All the call-backs are respectful and clearly sincere, but they seem to be the main reason why the film is set decades in the past. This is another decision which does have awkward consequences, especially when you consider that Joker seems to want to comment on various current social issues – for instance, the Joker finds himself adopted as the figurehead for an Occupy-style anti-capitalist movement (in line with this, the film features an atypically unsympathetic take on Thomas Wayne (played by Brett Cullen)). None of this feels especially thought-through, and the film doesn't feel like it's presenting a cohesive thesis. Heath Ledger's enigmatic Joker was an agent of chaos and madness, demanding the other characters in the film re-assess their attitudes and moral choices; Phoenix's Joker is just a symbol of chaos and madness, the film too introspective for him to be anything more.
Then again, in the absence of Batman, he doesn't really need to be. I suspect that this is a film which is liable to be over-praised for the way it brings a grim, gritty, psychologically naturalistic approach to its comic book source material (ironically, the writers of comic books figured out that going dark and mature was essentially a blind alley over two decades ago). The film is impressively made and Phoenix, as noted, gives a brilliant performance, but it offers little in the way of genuine insight and it runs the genuine risk of taking itself too seriously. Without Batman or an equivalent figure to engage with, the Joker isn't an especially interesting or significant character. Todd Phillips and Joaquin Phoenix are to be commended for making a film which to some extent manages to avoid confronting this problem, but this doesn't mean they've solved it. Joker is very impressive on its own terms, it's just that those terms are undeniably odd.
Also This Week...
...Ready or Not, a knockabout Grand Guignol-ish comedy-horror. A young bride (Samara Weaving), keen to be accepted by her wealthy new in-laws, does not demur when it's time for the traditional post-wedding games night, nor when it transpires they'll be playing hide and seek. The film's best moment comes when she sets off to hide, amused at the silly foibles of the super-rich, while unbeknownst to her, in the room she has just left her father-in-law starts handing out crossbows, axes, and elephant guns. (Always get the rules straight when playing a game for the first time with new people.)
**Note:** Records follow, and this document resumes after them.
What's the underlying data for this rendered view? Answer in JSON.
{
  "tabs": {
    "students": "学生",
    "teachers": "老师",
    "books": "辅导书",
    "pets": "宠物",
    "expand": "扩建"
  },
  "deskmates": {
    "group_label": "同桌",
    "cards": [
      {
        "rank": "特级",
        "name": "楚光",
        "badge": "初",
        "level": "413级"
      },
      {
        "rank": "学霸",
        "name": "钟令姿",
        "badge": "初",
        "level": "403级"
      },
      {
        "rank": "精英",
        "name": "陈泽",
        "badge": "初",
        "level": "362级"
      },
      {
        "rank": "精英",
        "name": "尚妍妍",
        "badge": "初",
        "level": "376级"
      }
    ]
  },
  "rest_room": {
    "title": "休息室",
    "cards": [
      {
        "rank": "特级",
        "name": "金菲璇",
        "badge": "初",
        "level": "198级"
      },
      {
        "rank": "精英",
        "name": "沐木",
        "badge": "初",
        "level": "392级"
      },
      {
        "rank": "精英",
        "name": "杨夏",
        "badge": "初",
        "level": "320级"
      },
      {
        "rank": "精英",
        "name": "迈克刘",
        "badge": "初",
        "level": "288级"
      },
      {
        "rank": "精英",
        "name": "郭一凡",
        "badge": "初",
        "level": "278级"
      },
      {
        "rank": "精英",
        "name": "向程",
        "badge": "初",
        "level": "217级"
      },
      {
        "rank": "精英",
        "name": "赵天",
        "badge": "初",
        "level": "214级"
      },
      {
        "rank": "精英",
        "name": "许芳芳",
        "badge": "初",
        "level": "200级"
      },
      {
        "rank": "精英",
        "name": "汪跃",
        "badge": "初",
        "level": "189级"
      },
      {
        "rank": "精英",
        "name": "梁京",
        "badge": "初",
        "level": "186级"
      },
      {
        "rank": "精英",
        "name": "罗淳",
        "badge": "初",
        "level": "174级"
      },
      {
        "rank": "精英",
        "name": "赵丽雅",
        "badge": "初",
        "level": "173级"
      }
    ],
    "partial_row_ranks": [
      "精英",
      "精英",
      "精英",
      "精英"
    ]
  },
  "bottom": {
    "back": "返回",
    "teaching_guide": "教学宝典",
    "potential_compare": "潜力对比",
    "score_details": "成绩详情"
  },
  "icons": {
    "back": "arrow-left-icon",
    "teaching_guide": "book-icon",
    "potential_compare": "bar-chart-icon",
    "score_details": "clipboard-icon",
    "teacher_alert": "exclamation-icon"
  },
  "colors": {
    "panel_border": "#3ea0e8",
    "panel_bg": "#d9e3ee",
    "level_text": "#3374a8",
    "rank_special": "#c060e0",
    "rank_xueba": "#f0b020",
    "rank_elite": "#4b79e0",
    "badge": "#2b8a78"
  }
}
As noted, it's a terrific premise, but building a whole film around it is tricky, especially one that doesn't peak at the end of the first act. The scriptwriters just about manage it, but it's notably more successful as a very black comedy than it is as an actually scary horror film (though it is spectacularly gory in places). Good performances, especially from some of the homicidal in-laws, plus it looks good for a relatively low-budget film. Not the greatest comedy or best horror film of the year, but it passes the time entertainingly enough.
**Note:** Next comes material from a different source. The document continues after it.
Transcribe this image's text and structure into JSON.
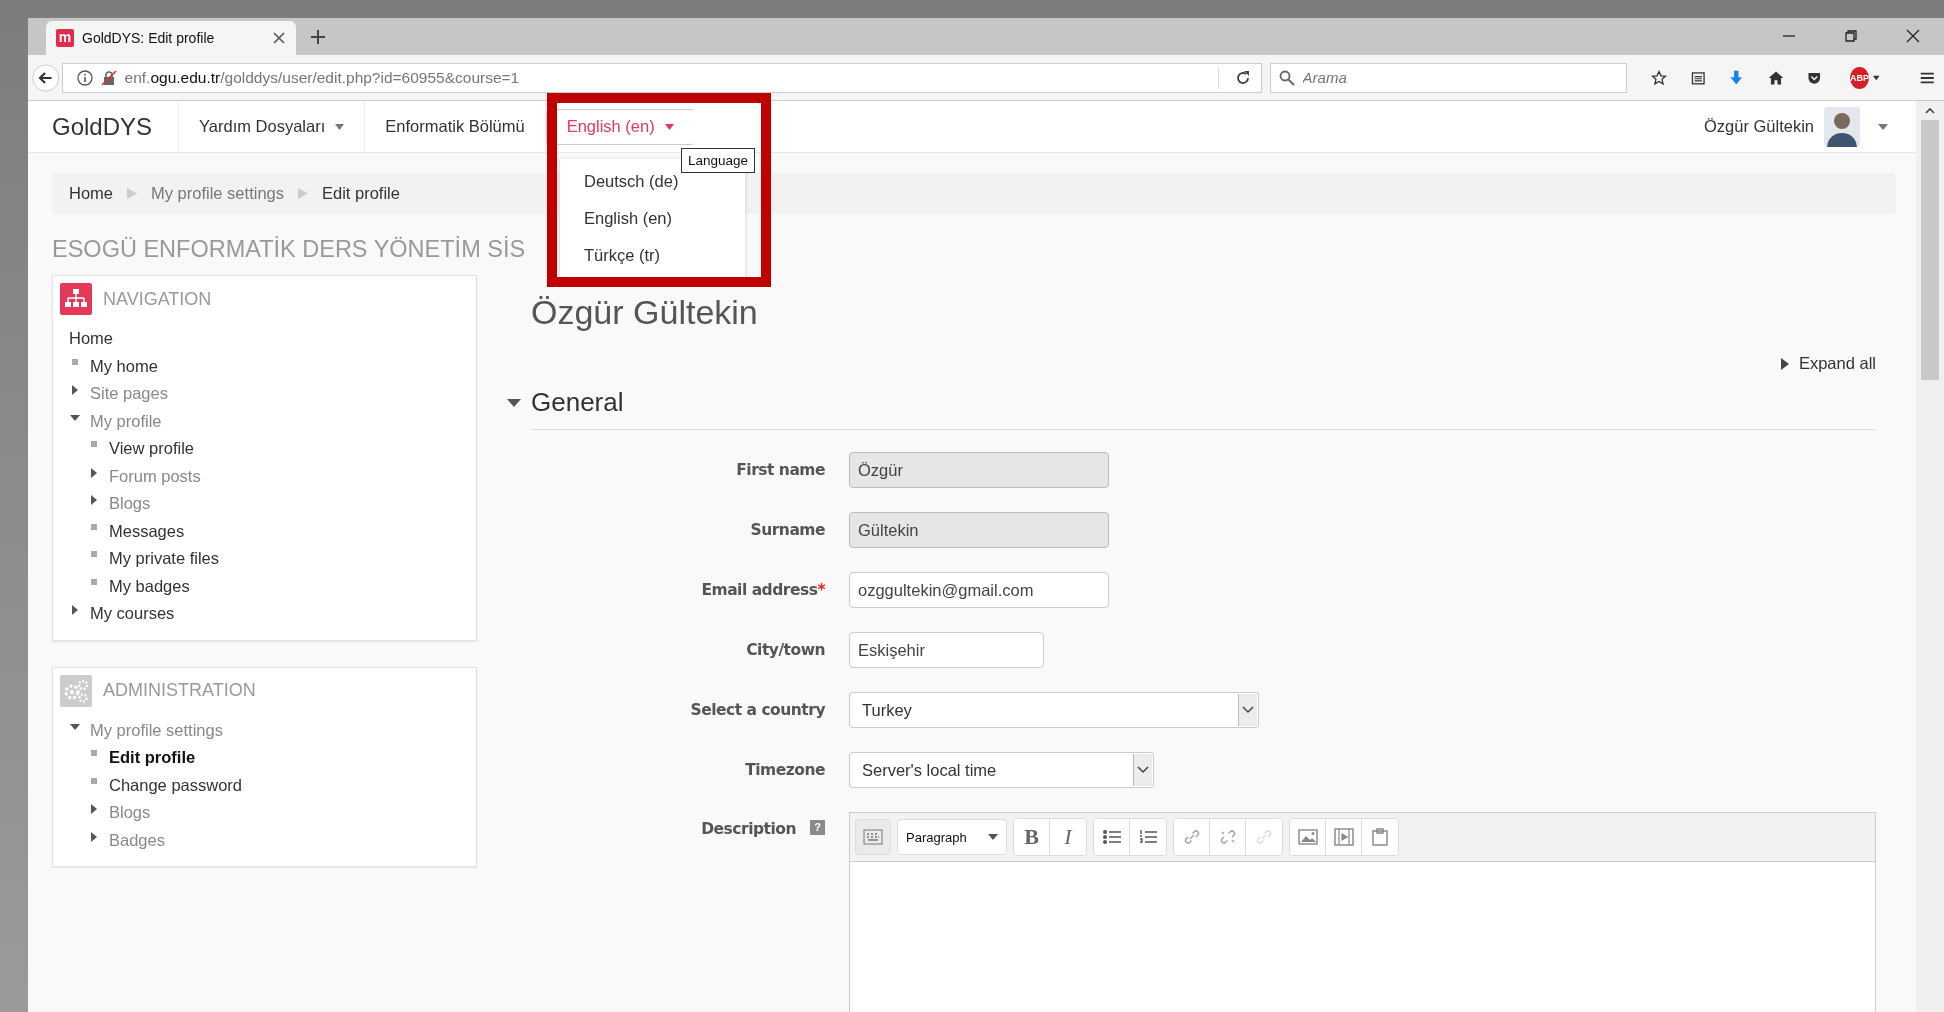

...Judy, Rupert Goold's dramatisation of Judy Garland's residency at a London nightclub in the last year of her life. Renee Zellweger plays the troubled legend, forced into a lucrative foreign engagement simply to pay her legal fees, and it is a very impressive piece of impersonation, to say nothing of her recreation of Garland's vocal style. The film is unquestionably Zellweger's, but this does mean that capable performers like Jessie Buckley and Andy Nyman don't quite get the chance to shine one would have hoped for.
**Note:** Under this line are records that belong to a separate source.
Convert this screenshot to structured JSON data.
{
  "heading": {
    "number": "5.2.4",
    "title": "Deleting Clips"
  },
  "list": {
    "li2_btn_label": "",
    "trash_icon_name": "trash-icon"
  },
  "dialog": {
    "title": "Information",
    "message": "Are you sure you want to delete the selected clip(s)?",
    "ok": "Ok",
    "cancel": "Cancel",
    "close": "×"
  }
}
Very much a companion piece to Stan and Ollie (both films feature Bernard Delfont as a character), but somehow it's rather less insightful. It gives you exactly the Judy Garland you'd expect, the troubled, brittle diva; perhaps the point of the film is that Garland was left with no identity other than her public image by the traumas of her early years. Unexpectedly powerful and affecting in places, but I'm not sure it really brings anything new to either our understanding of Garland or the declining-Hollywood-legend-visits-the-UK subgenre.